6. A pharmaceutical composition or cosmetic composition for suppression of inflammation, characterized by comprising an ATP receptor antagonist in an amount effective to act on ATP receptors of cells, thereby inhibiting release of an inflammatory cytokine by said cells.

7. A pharmaceutical composition or cosmetic composition according to claim 6, wherein said inflammatory cytokine is IL-6 and/or IL-8.

8. A pharmaceutical composition or cosmetic composition according to claim 6, wherein said inflammation is cutaneous inflammation induced by ultraviolet irradiation or dry irritation.

9. A pharmaceutical composition or cosmetic composition according to claim 6, wherein said cells are keratinocytes.
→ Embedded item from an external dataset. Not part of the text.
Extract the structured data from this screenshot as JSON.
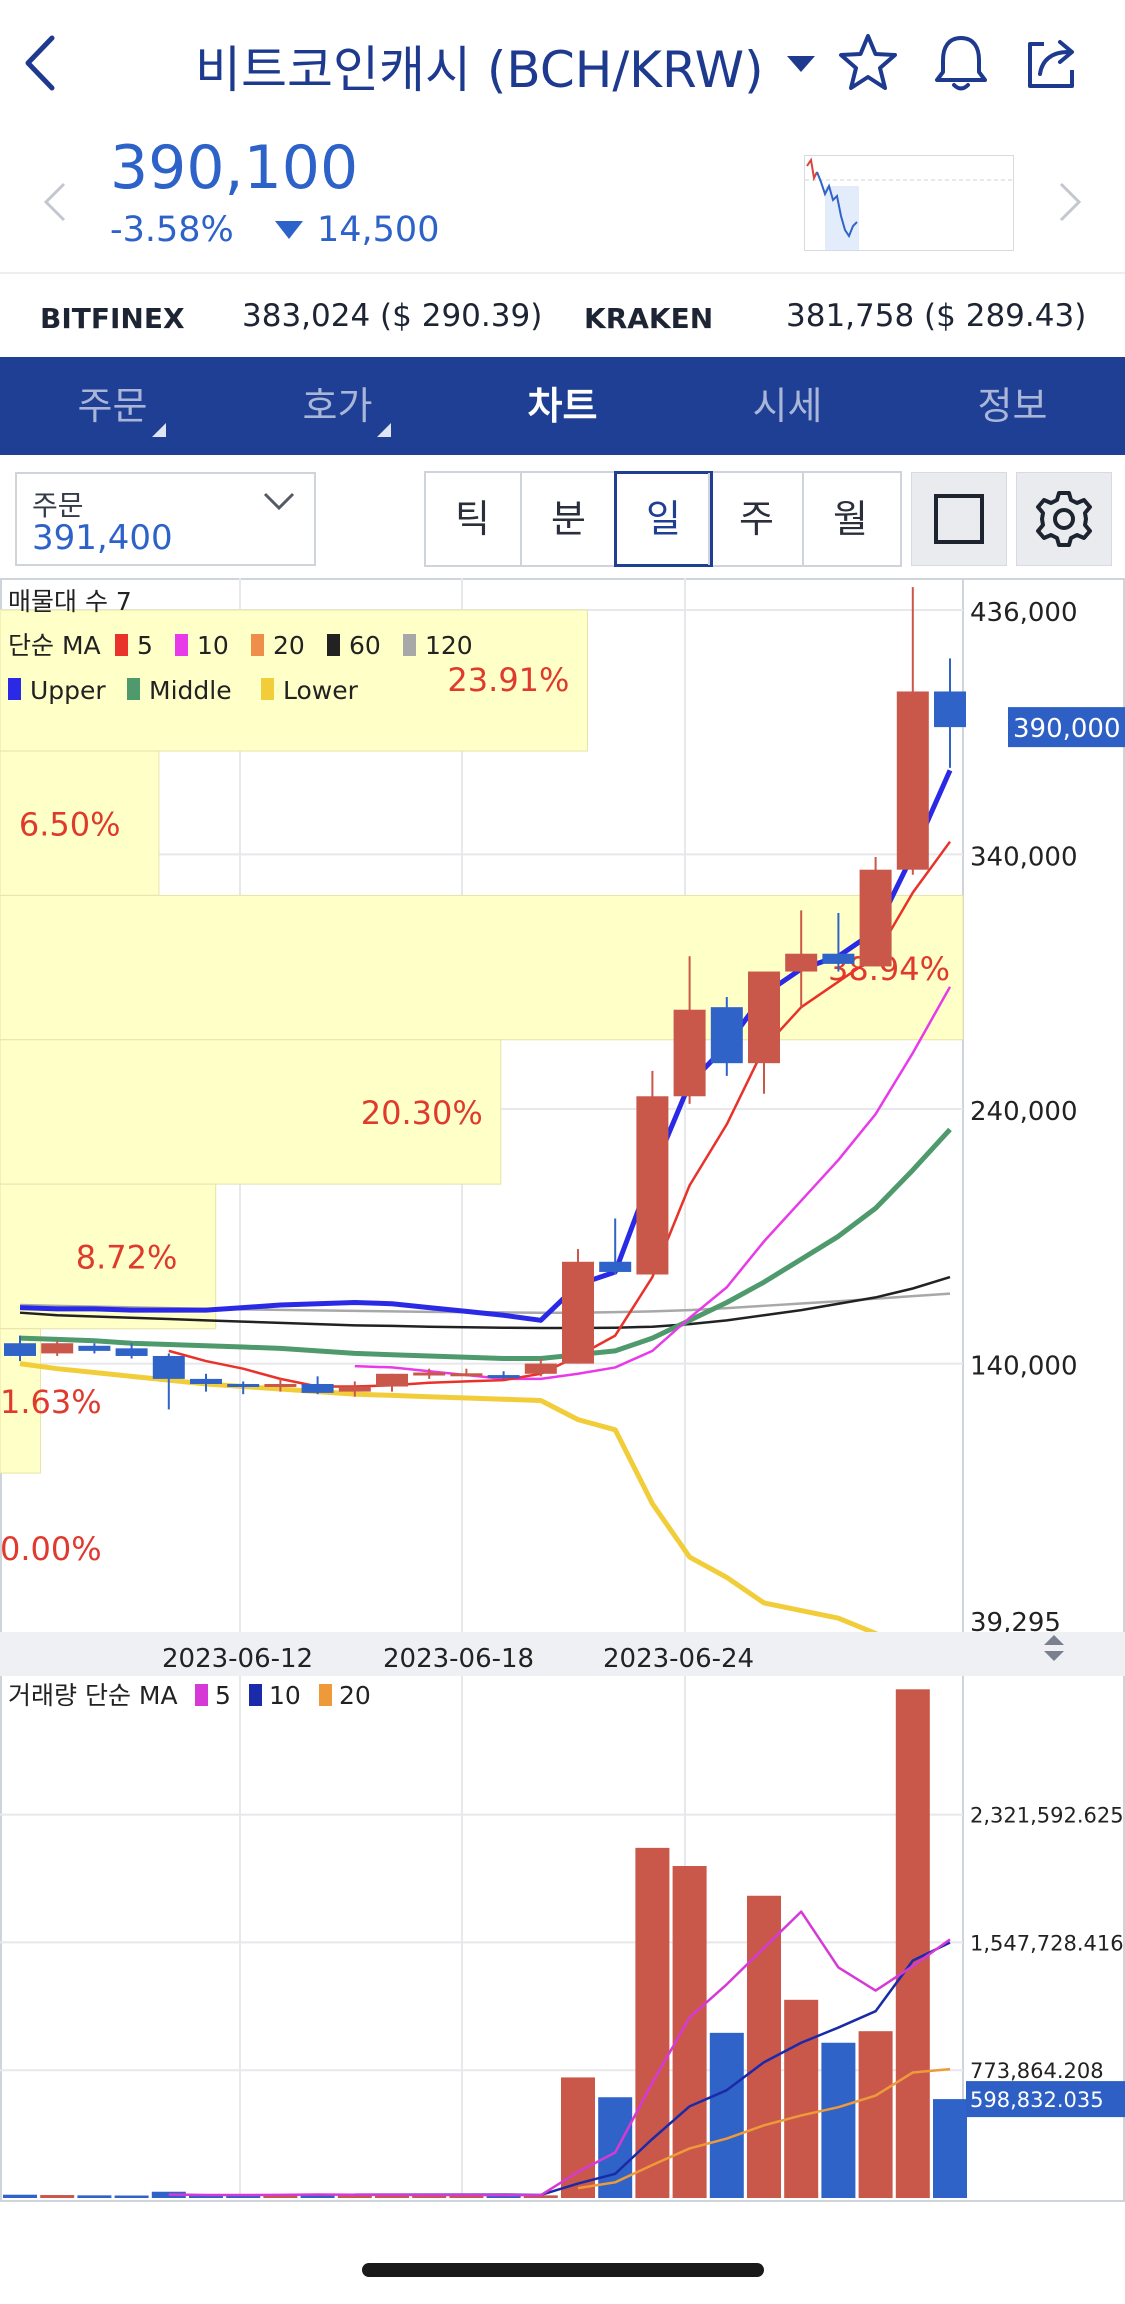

10. A pharmaceutical composition or cosmetic composition according to claim 6, wherein said ATP receptor antagonist is Reactive blue 2.

11. The method according to claim 2, wherein said inflammation is cutaneous inflammation induced by ultraviolet irradiation or dry irritation.

12. A pharmaceutical composition or cosmetic composition according to claim 7, wherein said inflammation is cutaneous inflammation induced by ultraviolet irradiation or dry irritation.